North 24 Parganas: A District of Ten Million and the Diagnostic Gap
North 24 Parganas is India's most populous district. Behind the numbers is a serious gap in access to specialist screening for rural and peri-urban families.
North 24 Parganas: A District of Ten Million and the Diagnostic Gap
North 24 Parganas is the most populous district in India. Around 10.9 million people live here, a number close to the entire population of Bolivia. Barasat, where our centre sits, is the district headquarters and a junction town — rail and road lines run through it, which is part of why it became a hub for the blocks around it.
The size is the first thing people notice. The second thing, if you work in health here, is how unevenly the infrastructure is spread across it.
The numbers behind the gap
The district runs a tiered public health system, and on paper the structure is there. In practice, the rural and peri-urban blocks carry a load the facilities were never sized for.
Take Amdanga, one of the blocks in our outreach reach. Its rural hospital has roughly 60 beds for a population near 192,000. A third of households there live below the poverty line, above the district average. A majority of the population is from a minority community that has historically faced extra barriers to care. The arithmetic does not need commentary — 60 beds, 192,000 people.
Barasat II block is overwhelmingly rural, with the vast majority of its 200,000 residents living in villages. Barasat I is around 60% rural. Across these blocks the same study of district health infrastructure found wide variation between urban and rural sectors, with the rural blocks bearing the largest gaps.
What "gap" means day to day
A gap in infrastructure is an abstraction until you watch how it plays out.

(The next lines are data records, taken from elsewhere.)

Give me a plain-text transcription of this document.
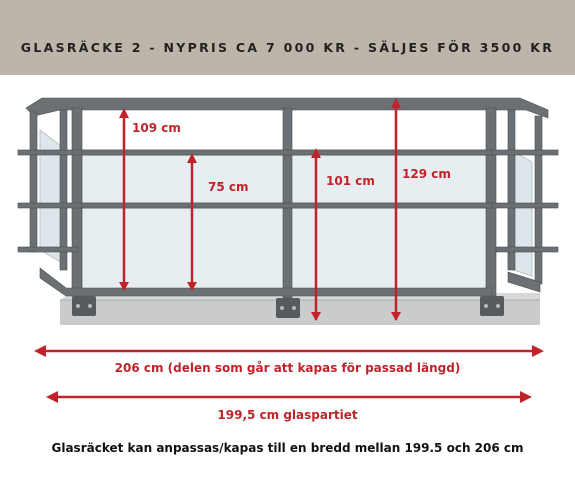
GLASRÄCKE 2 - NYPRIS CA 7 000 KR - SÄLJES FÖR 3500 KR
109 cm
75 cm	101 cm 129 cm
206 cm (delen som går att kapas för passad längd)
199,5 cm glaspartiet
Glasräcket kan anpassas/kapas till en bredd mellan 199.5 och 206 cm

It means a specialist diagnostic test that exists in Kolkata or at the district medical college, but might as well be on the moon for a woman two bus changes away with a day of work to lose. It means screening that technically is available but practically is not.
The immediate population within reach of our hub-and-spoke approach — Barasat town plus the Barasat I, Barasat II, and Amdanga blocks — comes to more than 700,000 people. The majority are rural or semi-urban, lower-income, and, among the women, facing an anaemia burden well above 70%.
Why we are based here
We did not pick Barasat because it is easy. We are based here because the need is concentrated and the access is thin, and because a trusted local diagnostic centre is exactly the kind of anchor a hub-and-spoke model needs. The same access barriers that define this district — agricultural poverty, low literacy, thin primary care, distance — are the ones that define underserved primary-care settings far beyond West Bengal. Get the model right here, and it travels.
That is the work: take a district where the diagnostic gap is as wide as the population is large, and start closing it one screening at a time.